Há uma nova categoria de gadgets ganhando força em 2026 e ela é, à primeira vista, um contrassenso: wearables feitos para você ignorar. São os rastreadores de saúde sem tela — dispositivos que ficam no pulso, coletam dados dia e noite e só pedem atenção quando a bateria está acabando.
O que está chegando ao mercado
O segmento explodiu nos últimos meses. Hoje já existem o Garmin Cirqa, o Google Fitbit Air, o Polar Loop, o Amazfit Helio Strap e a linha Whoop — pioneira da categoria desde 2015. Segundo a Bloomberg, a Apple também estuda uma versão própria do conceito.
Na prática, esses aparelhos são exercícios de “design por subtração”: mantêm sensor de batimentos, bateria, acelerômetro e transmissão Bluetooth, mas eliminam a tela. Os dados ficam para depois, acessíveis em um app, quando — e se — você tiver tempo.
Por que isso está acontecendo agora
A resposta tem menos a ver com hardware e mais com cansaço. Muita gente está esgotada da tecnologia que disputa atenção o dia inteiro: notificações de WhatsApp e e-mail vibrando no pulso, relatórios matinais e noturnos, alertas de “se mexer” e a checagem quase compulsiva da pontuação de sono.

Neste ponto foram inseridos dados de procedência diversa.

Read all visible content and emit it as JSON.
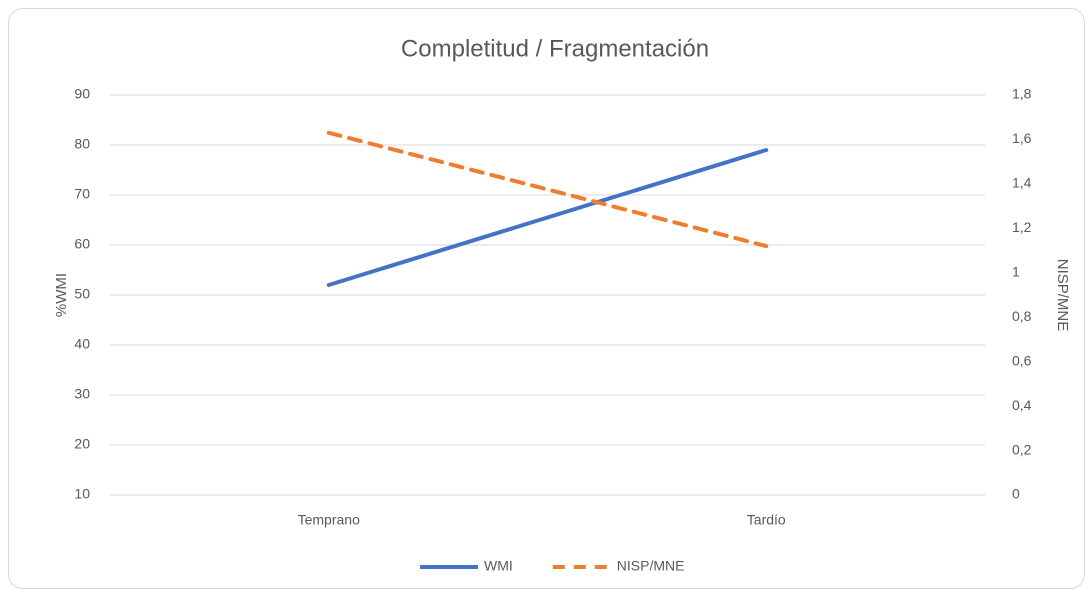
{
  "chart_data": {
    "type": "line",
    "title": "Completitud / Fragmentación",
    "categories": [
      "Temprano",
      "Tardío"
    ],
    "series": [
      {
        "name": "WMI",
        "color": "#4472c4",
        "style": "solid",
        "values": [
          52,
          79
        ]
      },
      {
        "name": "NISP/MNE",
        "color": "#ed7d31",
        "style": "dashed",
        "axis": "y2",
        "values": [
          1.63,
          1.12
        ]
      }
    ],
    "ylabel": "%WMI",
    "y2label": "NISP/MNE",
    "ylim": [
      10,
      90
    ],
    "yticks": [
      10,
      20,
      30,
      40,
      50,
      60,
      70,
      80,
      90
    ],
    "y2lim": [
      0,
      1.8
    ],
    "y2ticks": [
      0,
      {
        "value": 0.2,
        "label": "0,2"
      },
      {
        "value": 0.4,
        "label": "0,4"
      },
      {
        "value": 0.6,
        "label": "0,6"
      },
      {
        "value": 0.8,
        "label": "0,8"
      },
      1,
      {
        "value": 1.2,
        "label": "1,2"
      },
      {
        "value": 1.4,
        "label": "1,4"
      },
      {
        "value": 1.6,
        "label": "1,6"
      },
      {
        "value": 1.8,
        "label": "1,8"
      }
    ],
    "grid": true,
    "legend": "bottom"
  }
}
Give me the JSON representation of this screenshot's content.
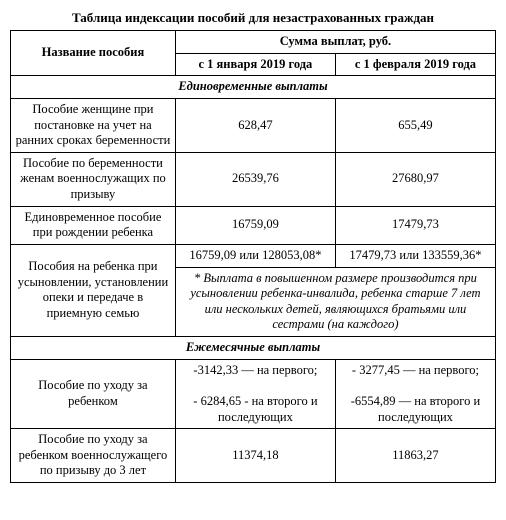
{
  "title": "Таблица индексации пособий для незастрахованных граждан",
  "headers": {
    "name": "Название пособия",
    "sum": "Сумма выплат, руб.",
    "from_jan": "с 1 января 2019 года",
    "from_feb": "с 1 февраля 2019 года"
  },
  "sections": {
    "onetime": "Единовременные выплаты",
    "monthly": "Ежемесячные выплаты"
  },
  "rows": {
    "r1": {
      "name": "Пособие женщине при постановке на учет на ранних сроках беременности",
      "jan": "628,47",
      "feb": "655,49"
    },
    "r2": {
      "name": "Пособие по беременности женам военнослужащих по призыву",
      "jan": "26539,76",
      "feb": "27680,97"
    },
    "r3": {
      "name": "Единовременное пособие при рождении ребенка",
      "jan": "16759,09",
      "feb": "17479,73"
    },
    "r4": {
      "name": "Пособия на ребенка при усыновлении, установлении опеки и передаче в приемную семью",
      "jan": "16759,09 или 128053,08*",
      "feb": "17479,73 или 133559,36*"
    },
    "r4_note": "* Выплата в повышенном размере производится при усыновлении ребенка-инвалида, ребенка старше 7 лет или нескольких детей, являющихся братьями или сестрами (на каждого)",
    "r5": {
      "name": "Пособие по уходу за ребенком",
      "jan_l1": "-3142,33 — на первого;",
      "jan_l2": "- 6284,65 - на второго и последующих",
      "feb_l1": "- 3277,45 — на первого;",
      "feb_l2": "-6554,89 — на второго и последующих"
    },
    "r6": {
      "name": "Пособие по уходу за ребенком военнослужащего по призыву до 3 лет",
      "jan": "11374,18",
      "feb": "11863,27"
    }
  },
  "colors": {
    "background": "#ffffff",
    "text": "#000000",
    "border": "#000000"
  },
  "typography": {
    "font_family": "Times New Roman",
    "base_font_size_pt": 10,
    "title_font_size_pt": 10
  }
}
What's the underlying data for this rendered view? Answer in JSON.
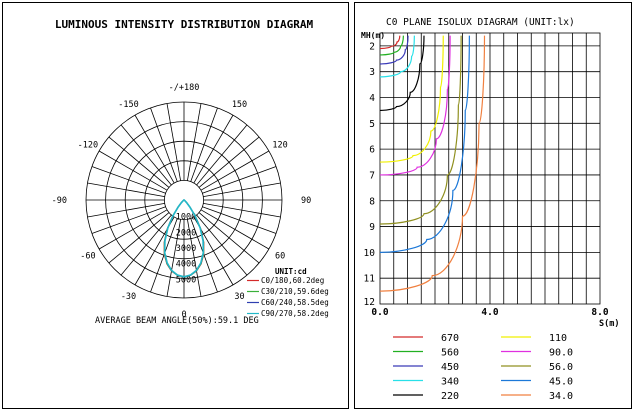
{
  "chart_data": [
    {
      "type": "polar",
      "title": "LUMINOUS INTENSITY DISTRIBUTION DIAGRAM",
      "angle_labels": [
        {
          "deg": 180,
          "text": "-/+180"
        },
        {
          "deg": 150,
          "text": "150"
        },
        {
          "deg": -150,
          "text": "-150"
        },
        {
          "deg": 120,
          "text": "120"
        },
        {
          "deg": -120,
          "text": "-120"
        },
        {
          "deg": 90,
          "text": "90"
        },
        {
          "deg": -90,
          "text": "-90"
        },
        {
          "deg": 60,
          "text": "60"
        },
        {
          "deg": -60,
          "text": "-60"
        },
        {
          "deg": 30,
          "text": "30"
        },
        {
          "deg": -30,
          "text": "-30"
        },
        {
          "deg": 0,
          "text": "0"
        }
      ],
      "radial_ticks": [
        1000,
        2000,
        3000,
        4000,
        5000
      ],
      "rmax": 6250,
      "unit_label": "UNIT:cd",
      "series": [
        {
          "name": "C0/180,60.2deg",
          "color": "#d42a2a",
          "points": [
            [
              0,
              4900
            ],
            [
              5,
              4820
            ],
            [
              10,
              4600
            ],
            [
              15,
              4220
            ],
            [
              20,
              3680
            ],
            [
              25,
              2980
            ],
            [
              30,
              2150
            ],
            [
              35,
              1280
            ],
            [
              40,
              600
            ],
            [
              45,
              250
            ],
            [
              50,
              100
            ],
            [
              60,
              30
            ],
            [
              90,
              0
            ]
          ]
        },
        {
          "name": "C30/210,59.6deg",
          "color": "#3ab03a",
          "points": [
            [
              0,
              4900
            ],
            [
              5,
              4820
            ],
            [
              10,
              4590
            ],
            [
              15,
              4200
            ],
            [
              20,
              3650
            ],
            [
              25,
              2950
            ],
            [
              30,
              2120
            ],
            [
              35,
              1260
            ],
            [
              40,
              590
            ],
            [
              45,
              245
            ],
            [
              50,
              95
            ],
            [
              60,
              28
            ],
            [
              90,
              0
            ]
          ]
        },
        {
          "name": "C60/240,58.5deg",
          "color": "#2f3fb0",
          "points": [
            [
              0,
              4900
            ],
            [
              5,
              4810
            ],
            [
              10,
              4570
            ],
            [
              15,
              4170
            ],
            [
              20,
              3610
            ],
            [
              25,
              2900
            ],
            [
              30,
              2080
            ],
            [
              35,
              1230
            ],
            [
              40,
              570
            ],
            [
              45,
              235
            ],
            [
              50,
              90
            ],
            [
              60,
              25
            ],
            [
              90,
              0
            ]
          ]
        },
        {
          "name": "C90/270,58.2deg",
          "color": "#22b8c8",
          "points": [
            [
              0,
              4900
            ],
            [
              5,
              4800
            ],
            [
              10,
              4560
            ],
            [
              15,
              4150
            ],
            [
              20,
              3590
            ],
            [
              25,
              2880
            ],
            [
              30,
              2060
            ],
            [
              35,
              1210
            ],
            [
              40,
              560
            ],
            [
              45,
              230
            ],
            [
              50,
              88
            ],
            [
              60,
              24
            ],
            [
              90,
              0
            ]
          ]
        }
      ],
      "footer": "AVERAGE BEAM ANGLE(50%):59.1 DEG"
    },
    {
      "type": "line",
      "title": "C0 PLANE ISOLUX DIAGRAM (UNIT:lx)",
      "ylabel": "MH(m)",
      "xlabel": "S(m)",
      "y_ticks": [
        "2",
        "3",
        "4",
        "5",
        "6",
        "7",
        "8",
        "9",
        "10",
        "11",
        "12"
      ],
      "x_ticks": [
        "0.0",
        "4.0",
        "8.0"
      ],
      "xlim": [
        0,
        8
      ],
      "ylim": [
        1.5,
        12
      ],
      "legend": [
        {
          "label": "670",
          "color": "#d42a2a"
        },
        {
          "label": "110",
          "color": "#f0f000"
        },
        {
          "label": "560",
          "color": "#22b022"
        },
        {
          "label": "90.0",
          "color": "#e030e0"
        },
        {
          "label": "450",
          "color": "#3a3ab8"
        },
        {
          "label": "56.0",
          "color": "#909020"
        },
        {
          "label": "340",
          "color": "#28e0e8"
        },
        {
          "label": "45.0",
          "color": "#1c78d8"
        },
        {
          "label": "220",
          "color": "#000000"
        },
        {
          "label": "34.0",
          "color": "#f08040"
        }
      ],
      "series": [
        {
          "name": "670",
          "color": "#d42a2a",
          "x": [
            0,
            0.4,
            0.62,
            0.72
          ],
          "y": [
            2.1,
            2.02,
            1.85,
            1.6
          ]
        },
        {
          "name": "560",
          "color": "#22b022",
          "x": [
            0,
            0.5,
            0.75,
            0.85
          ],
          "y": [
            2.35,
            2.25,
            2.0,
            1.6
          ]
        },
        {
          "name": "450",
          "color": "#3a3ab8",
          "x": [
            0,
            0.6,
            0.92,
            1.02
          ],
          "y": [
            2.7,
            2.55,
            2.15,
            1.6
          ]
        },
        {
          "name": "340",
          "color": "#28e0e8",
          "x": [
            0,
            0.75,
            1.15,
            1.25
          ],
          "y": [
            3.2,
            3.0,
            2.4,
            1.6
          ]
        },
        {
          "name": "220",
          "color": "#000000",
          "x": [
            0,
            0.6,
            1.1,
            1.45,
            1.6
          ],
          "y": [
            4.5,
            4.35,
            3.8,
            2.7,
            1.6
          ]
        },
        {
          "name": "110",
          "color": "#f0f000",
          "x": [
            0,
            1.2,
            1.85,
            2.2,
            2.3
          ],
          "y": [
            6.5,
            6.25,
            5.3,
            3.6,
            1.6
          ]
        },
        {
          "name": "90.0",
          "color": "#e030e0",
          "x": [
            0,
            1.35,
            2.05,
            2.45,
            2.55
          ],
          "y": [
            7.0,
            6.7,
            5.6,
            3.7,
            1.6
          ]
        },
        {
          "name": "56.0",
          "color": "#909020",
          "x": [
            0,
            1.6,
            2.45,
            2.85,
            2.95
          ],
          "y": [
            8.9,
            8.5,
            7.0,
            4.3,
            1.6
          ]
        },
        {
          "name": "45.0",
          "color": "#1c78d8",
          "x": [
            0,
            1.7,
            2.65,
            3.1,
            3.25
          ],
          "y": [
            10.0,
            9.5,
            7.6,
            4.5,
            1.6
          ]
        },
        {
          "name": "34.0",
          "color": "#f08040",
          "x": [
            0,
            1.9,
            3.0,
            3.6,
            3.8
          ],
          "y": [
            11.5,
            10.9,
            8.6,
            5.0,
            1.6
          ]
        }
      ]
    }
  ]
}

O Whoop ilustra bem a mudança. Em 2015, a empresa se descrevia como um “sistema de otimização de performance exclusivamente para atletas e equipes de elite”. Hoje, com assinatura anual de US$ 199, a proposta é ajudar “qualquer pessoa” a dormir, treinar e se sentir melhor.
O papel duplo da IA
A inteligência artificial aparece dos dois lados dessa história. De um lado, é motor de receita: sem assinatura, o app do Fitbit Air é enxuto, com gráficos e números crus. Para ganhar explicações conversacionais sobre o que aquilo significa, é preciso pagar o Google Health Premium, de US$ 10 por mês.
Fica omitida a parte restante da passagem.